For a couple of months we (in England, UK) have had a “plastic bag tax” of 5p per bag. It is actually a compulsory levy as the proceeds do not go to the exchequer but to good causes.
What is remarkable is the impact this tax has had and how this compares to the uproar in certain areas about the idea of a sugar tax.
The number of plastic bags taken home by shoppers at Tesco stores in England has dropped by almost 80% since a 5p levy was introduced, data suggests. …
The number of carriers bags given out by seven major supermarkets in England rose by 200 million in 2014 to exceed 7.6 billion – the equivalent of 140 per person and amounting to 61,000 tonnes in total.
Tesco’s market share suggests it is likely to have handed out in excess of two billion single-use bags in 2014. …
Rebecca Shelley, Tesco’s communications director, said the charge had “clearly had a huge impact” and the company was on target to donate £30m to charity over the year.
BBC News Website, 5 December 2015 : Tesco plastic bag use ‘down 80%’ since 5p charge
So a 5p charge seems to have had the desired “nudge” effect.
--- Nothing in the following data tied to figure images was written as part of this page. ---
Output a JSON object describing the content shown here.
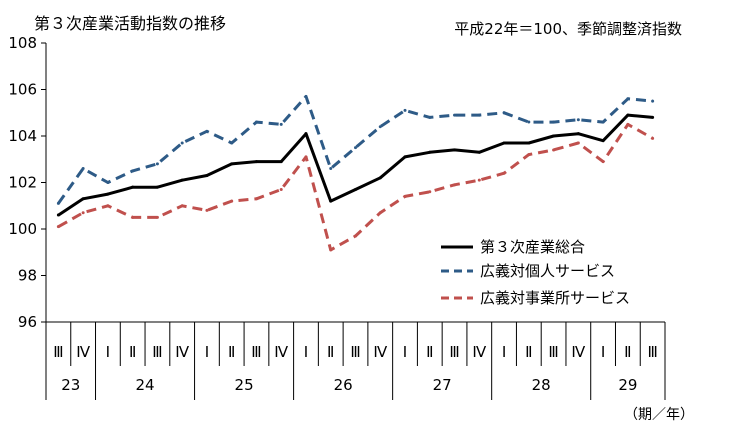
{
  "chart_data": {
    "type": "line",
    "title": "第３次産業活動指数の推移",
    "subtitle": "平成22年＝100、季節調整済指数",
    "xlabel": "（期／年）",
    "ylabel": "",
    "ylim": [
      96,
      108
    ],
    "y_ticks": [
      96,
      98,
      100,
      102,
      104,
      106,
      108
    ],
    "grid": false,
    "legend_position": "center-right",
    "quarters": [
      "Ⅲ",
      "Ⅳ",
      "Ⅰ",
      "Ⅱ",
      "Ⅲ",
      "Ⅳ",
      "Ⅰ",
      "Ⅱ",
      "Ⅲ",
      "Ⅳ",
      "Ⅰ",
      "Ⅱ",
      "Ⅲ",
      "Ⅳ",
      "Ⅰ",
      "Ⅱ",
      "Ⅲ",
      "Ⅳ",
      "Ⅰ",
      "Ⅱ",
      "Ⅲ",
      "Ⅳ",
      "Ⅰ",
      "Ⅱ",
      "Ⅲ"
    ],
    "years": [
      {
        "label": "23",
        "start": 0,
        "count": 2
      },
      {
        "label": "24",
        "start": 2,
        "count": 4
      },
      {
        "label": "25",
        "start": 6,
        "count": 4
      },
      {
        "label": "26",
        "start": 10,
        "count": 4
      },
      {
        "label": "27",
        "start": 14,
        "count": 4
      },
      {
        "label": "28",
        "start": 18,
        "count": 4
      },
      {
        "label": "29",
        "start": 22,
        "count": 3
      }
    ],
    "series": [
      {
        "name": "第３次産業総合",
        "color": "#000000",
        "style": "solid",
        "values": [
          100.6,
          101.3,
          101.5,
          101.8,
          101.8,
          102.1,
          102.3,
          102.8,
          102.9,
          102.9,
          104.1,
          101.2,
          101.7,
          102.2,
          103.1,
          103.3,
          103.4,
          103.3,
          103.7,
          103.7,
          104.0,
          104.1,
          103.8,
          104.9,
          104.8
        ]
      },
      {
        "name": "広義対個人サービス",
        "color": "#2e5b87",
        "style": "dashed",
        "values": [
          101.1,
          102.6,
          102.0,
          102.5,
          102.8,
          103.7,
          104.2,
          103.7,
          104.6,
          104.5,
          105.7,
          102.6,
          103.5,
          104.4,
          105.1,
          104.8,
          104.9,
          104.9,
          105.0,
          104.6,
          104.6,
          104.7,
          104.6,
          105.6,
          105.5
        ]
      },
      {
        "name": "広義対事業所サービス",
        "color": "#c0504d",
        "style": "dashed",
        "values": [
          100.1,
          100.7,
          101.0,
          100.5,
          100.5,
          101.0,
          100.8,
          101.2,
          101.3,
          101.7,
          103.1,
          99.1,
          99.7,
          100.7,
          101.4,
          101.6,
          101.9,
          102.1,
          102.4,
          103.2,
          103.4,
          103.7,
          102.9,
          104.5,
          103.9
        ]
      }
    ]
  }
}
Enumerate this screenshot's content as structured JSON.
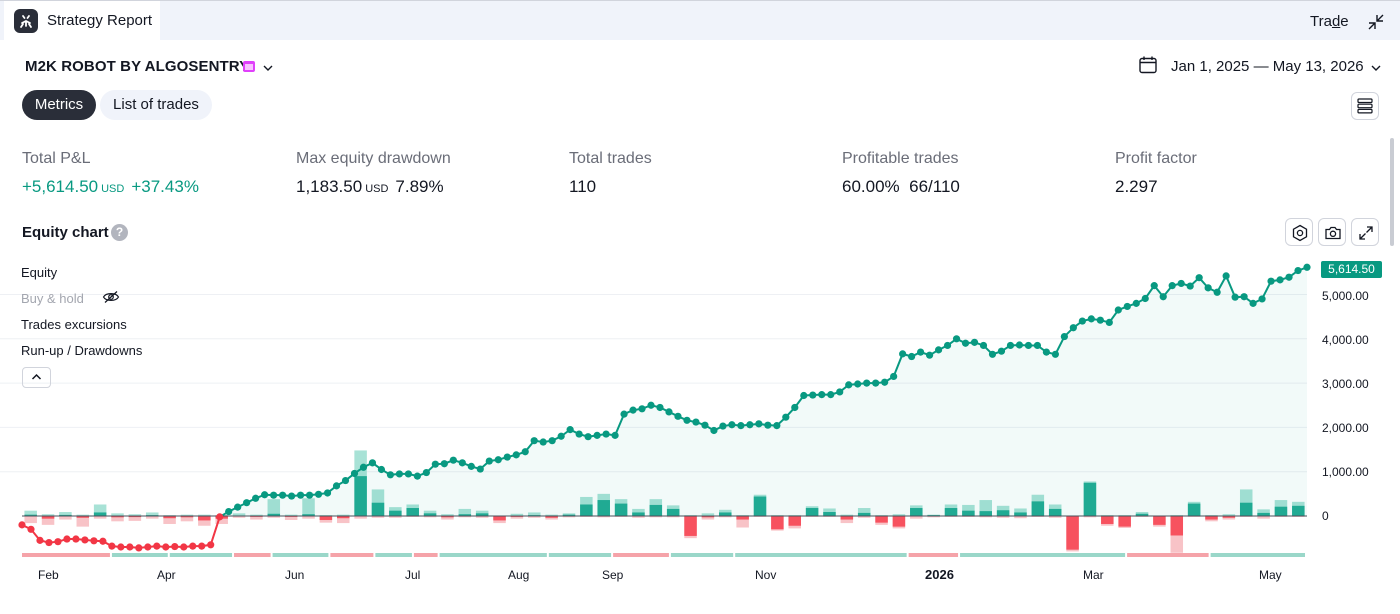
{
  "header": {
    "tab_title": "Strategy Report",
    "trade_link_prefix": "Tra",
    "trade_link_underlined": "d",
    "trade_link_suffix": "e",
    "app_icon": "robot-icon",
    "collapse_icon": "collapse-icon"
  },
  "strategy": {
    "name": "M2K ROBOT BY ALGOSENTRY",
    "date_range": "Jan 1, 2025 — May 13, 2026"
  },
  "tabs": [
    {
      "label": "Metrics",
      "active": true
    },
    {
      "label": "List of trades",
      "active": false
    }
  ],
  "metrics": {
    "total_pnl": {
      "label": "Total P&L",
      "value": "+5,614.50",
      "unit": "USD",
      "percent": "+37.43%"
    },
    "max_drawdown": {
      "label": "Max equity drawdown",
      "value": "1,183.50",
      "unit": "USD",
      "percent": "7.89%"
    },
    "total_trades": {
      "label": "Total trades",
      "value": "110"
    },
    "profitable_trades": {
      "label": "Profitable trades",
      "percent": "60.00%",
      "ratio": "66/110"
    },
    "profit_factor": {
      "label": "Profit factor",
      "value": "2.297"
    }
  },
  "equity_chart": {
    "title": "Equity chart",
    "help": "?",
    "legend": {
      "equity": "Equity",
      "buy_hold": "Buy & hold",
      "excursions": "Trades excursions",
      "runup": "Run-up / Drawdowns"
    },
    "last_value": "5,614.50"
  },
  "colors": {
    "positive": "#089981",
    "negative": "#f23645",
    "dark": "#2a2e39"
  },
  "chart_data": {
    "type": "line",
    "y_ticks": [
      "5,000.00",
      "4,000.00",
      "3,000.00",
      "2,000.00",
      "1,000.00",
      "0"
    ],
    "ylim": [
      -600,
      5800
    ],
    "x_ticks": [
      "Feb",
      "Apr",
      "Jun",
      "Jul",
      "Aug",
      "Sep",
      "Nov",
      "2026",
      "Mar",
      "May"
    ],
    "x_tick_bold": [
      false,
      false,
      false,
      false,
      false,
      false,
      false,
      true,
      false,
      false
    ],
    "series": [
      {
        "name": "Equity",
        "values": [
          -200,
          -300,
          -550,
          -600,
          -580,
          -520,
          -520,
          -540,
          -560,
          -570,
          -680,
          -700,
          -700,
          -720,
          -700,
          -680,
          -700,
          -690,
          -700,
          -680,
          -680,
          -650,
          -20,
          100,
          200,
          300,
          400,
          480,
          470,
          470,
          450,
          470,
          470,
          490,
          520,
          680,
          800,
          960,
          1100,
          1200,
          1050,
          930,
          950,
          950,
          900,
          980,
          1170,
          1180,
          1260,
          1200,
          1120,
          1060,
          1240,
          1270,
          1330,
          1380,
          1450,
          1700,
          1670,
          1700,
          1800,
          1950,
          1850,
          1790,
          1820,
          1850,
          1820,
          2300,
          2390,
          2420,
          2500,
          2450,
          2350,
          2250,
          2160,
          2120,
          2050,
          1930,
          2030,
          2060,
          2040,
          2060,
          2080,
          2050,
          2040,
          2230,
          2450,
          2720,
          2730,
          2740,
          2740,
          2800,
          2960,
          2980,
          3000,
          3000,
          3020,
          3150,
          3660,
          3600,
          3700,
          3630,
          3750,
          3850,
          4000,
          3900,
          3920,
          3850,
          3650,
          3720,
          3850,
          3860,
          3850,
          3850,
          3700,
          3650,
          4050,
          4250,
          4400,
          4450,
          4420,
          4370,
          4650,
          4730,
          4800,
          4910,
          5200,
          4950,
          5200,
          5250,
          5190,
          5380,
          5150,
          5050,
          5420,
          4940,
          4950,
          4800,
          4900,
          5300,
          5330,
          5390,
          5540,
          5614.5
        ]
      }
    ],
    "excursions": [
      {
        "v": 30,
        "r": 120,
        "d": -160
      },
      {
        "v": -60,
        "r": 40,
        "d": -200
      },
      {
        "v": 25,
        "r": 90,
        "d": -80
      },
      {
        "v": -40,
        "r": 30,
        "d": -240
      },
      {
        "v": 80,
        "r": 260,
        "d": -60
      },
      {
        "v": -30,
        "r": 60,
        "d": -120
      },
      {
        "v": -25,
        "r": 40,
        "d": -110
      },
      {
        "v": 20,
        "r": 80,
        "d": -60
      },
      {
        "v": -50,
        "r": 20,
        "d": -180
      },
      {
        "v": -30,
        "r": 30,
        "d": -120
      },
      {
        "v": -100,
        "r": 30,
        "d": -220
      },
      {
        "v": -60,
        "r": 20,
        "d": -180
      },
      {
        "v": 10,
        "r": 60,
        "d": -40
      },
      {
        "v": -20,
        "r": 30,
        "d": -80
      },
      {
        "v": 50,
        "r": 380,
        "d": -40
      },
      {
        "v": -20,
        "r": 30,
        "d": -90
      },
      {
        "v": 40,
        "r": 400,
        "d": -60
      },
      {
        "v": -90,
        "r": 20,
        "d": -150
      },
      {
        "v": -50,
        "r": 30,
        "d": -160
      },
      {
        "v": 900,
        "r": 1480,
        "d": -60
      },
      {
        "v": 300,
        "r": 600,
        "d": -40
      },
      {
        "v": 120,
        "r": 200,
        "d": -40
      },
      {
        "v": 180,
        "r": 260,
        "d": -20
      },
      {
        "v": 60,
        "r": 120,
        "d": -30
      },
      {
        "v": -30,
        "r": 40,
        "d": -80
      },
      {
        "v": 40,
        "r": 160,
        "d": -30
      },
      {
        "v": 60,
        "r": 120,
        "d": -40
      },
      {
        "v": -100,
        "r": 10,
        "d": -160
      },
      {
        "v": -20,
        "r": 50,
        "d": -60
      },
      {
        "v": 20,
        "r": 80,
        "d": -40
      },
      {
        "v": -40,
        "r": 30,
        "d": -80
      },
      {
        "v": 30,
        "r": 60,
        "d": -30
      },
      {
        "v": 260,
        "r": 430,
        "d": -20
      },
      {
        "v": 360,
        "r": 500,
        "d": -30
      },
      {
        "v": 280,
        "r": 380,
        "d": -20
      },
      {
        "v": 80,
        "r": 160,
        "d": -40
      },
      {
        "v": 250,
        "r": 380,
        "d": -30
      },
      {
        "v": 160,
        "r": 240,
        "d": -30
      },
      {
        "v": -450,
        "r": 20,
        "d": -500
      },
      {
        "v": -30,
        "r": 60,
        "d": -80
      },
      {
        "v": 80,
        "r": 140,
        "d": -30
      },
      {
        "v": -80,
        "r": 20,
        "d": -260
      },
      {
        "v": 440,
        "r": 480,
        "d": -20
      },
      {
        "v": -300,
        "r": 20,
        "d": -330
      },
      {
        "v": -220,
        "r": 20,
        "d": -280
      },
      {
        "v": 180,
        "r": 220,
        "d": -20
      },
      {
        "v": 90,
        "r": 170,
        "d": -20
      },
      {
        "v": -80,
        "r": 30,
        "d": -160
      },
      {
        "v": 70,
        "r": 180,
        "d": -40
      },
      {
        "v": -150,
        "r": 20,
        "d": -200
      },
      {
        "v": -240,
        "r": 40,
        "d": -280
      },
      {
        "v": 180,
        "r": 240,
        "d": -60
      },
      {
        "v": 20,
        "r": 30,
        "d": -30
      },
      {
        "v": 180,
        "r": 260,
        "d": -20
      },
      {
        "v": 120,
        "r": 250,
        "d": -20
      },
      {
        "v": 110,
        "r": 360,
        "d": -30
      },
      {
        "v": 130,
        "r": 230,
        "d": -40
      },
      {
        "v": 80,
        "r": 170,
        "d": -50
      },
      {
        "v": 330,
        "r": 480,
        "d": -20
      },
      {
        "v": 160,
        "r": 260,
        "d": -40
      },
      {
        "v": -760,
        "r": 10,
        "d": -800
      },
      {
        "v": 750,
        "r": 780,
        "d": -30
      },
      {
        "v": -180,
        "r": 20,
        "d": -220
      },
      {
        "v": -240,
        "r": 20,
        "d": -270
      },
      {
        "v": 50,
        "r": 90,
        "d": -20
      },
      {
        "v": -200,
        "r": 10,
        "d": -240
      },
      {
        "v": -440,
        "r": 20,
        "d": -830
      },
      {
        "v": 280,
        "r": 320,
        "d": -20
      },
      {
        "v": -80,
        "r": 20,
        "d": -120
      },
      {
        "v": -40,
        "r": 40,
        "d": -80
      },
      {
        "v": 300,
        "r": 600,
        "d": -20
      },
      {
        "v": 70,
        "r": 150,
        "d": -60
      },
      {
        "v": 210,
        "r": 360,
        "d": -20
      },
      {
        "v": 230,
        "r": 320,
        "d": -20
      }
    ],
    "runup_bands": [
      {
        "from": 0,
        "to": 0.07,
        "kind": "negative"
      },
      {
        "from": 0.07,
        "to": 0.115,
        "kind": "positive"
      },
      {
        "from": 0.115,
        "to": 0.165,
        "kind": "positive"
      },
      {
        "from": 0.165,
        "to": 0.195,
        "kind": "negative"
      },
      {
        "from": 0.195,
        "to": 0.24,
        "kind": "positive"
      },
      {
        "from": 0.24,
        "to": 0.275,
        "kind": "negative"
      },
      {
        "from": 0.275,
        "to": 0.305,
        "kind": "positive"
      },
      {
        "from": 0.305,
        "to": 0.325,
        "kind": "negative"
      },
      {
        "from": 0.325,
        "to": 0.41,
        "kind": "positive"
      },
      {
        "from": 0.41,
        "to": 0.46,
        "kind": "positive"
      },
      {
        "from": 0.46,
        "to": 0.505,
        "kind": "negative"
      },
      {
        "from": 0.505,
        "to": 0.555,
        "kind": "positive"
      },
      {
        "from": 0.555,
        "to": 0.69,
        "kind": "positive"
      },
      {
        "from": 0.69,
        "to": 0.73,
        "kind": "negative"
      },
      {
        "from": 0.73,
        "to": 0.86,
        "kind": "positive"
      },
      {
        "from": 0.86,
        "to": 0.925,
        "kind": "negative"
      },
      {
        "from": 0.925,
        "to": 1.0,
        "kind": "positive"
      }
    ]
  }
}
People have recognised the sense of avoiding single use bags. A few newspapers were even reporting that their readers could avoid the tax by bringing their own bags to the shop (as if that was not the idea!).
But this does not minimise the nudge effect. Nudge – particularly by means of a small tax/charge/levy.
So why the doubts about the proposed sugar tax?
A sugar tax and cutting buy-one-get-one-free deals are part of Public Health England’s “key actions” to tackle people’s addiction to sugar.
Their long-awaited report says the nation is “eating too much sugar” leading to health problems and obesity.
The report also called for less marketing aimed at children in-store, on TV and online.
A spokesman for David Cameron said the prime minister did not want to see the introduction of a sugar tax. …
The prime minister’s spokesman has confirmed that David Cameron has not read the report and that “he doesn’t see a need for a tax on sugar”.
BBC News Website, 22 October 2015 : Sugar tax and offers ban ‘would work’
Why? What do “experts” say:
The doctor’s union, the British Medical Association, called on the government to adopt the recommendations in the report.
But the Food and Drink Federation’s director general, Ian Wright, said: “We do not agree that the international evidence supports the introduction of a sugar tax and for this reason would oppose such a move.” …
Dr Julian Hamilton-Shield, from the University of Bristol, said: “No one can really doubt the harm sugar-containing drinks do to children – they rot their teeth and likely make them obese and at risk of later type 2 diabetes.
BBC 22 October 2015 ibid
If we will substitute single use bags with bags for life to avoid a small charge (and for environmental benefits), why won’t we substitute sugary drinks with non-sugary drinks?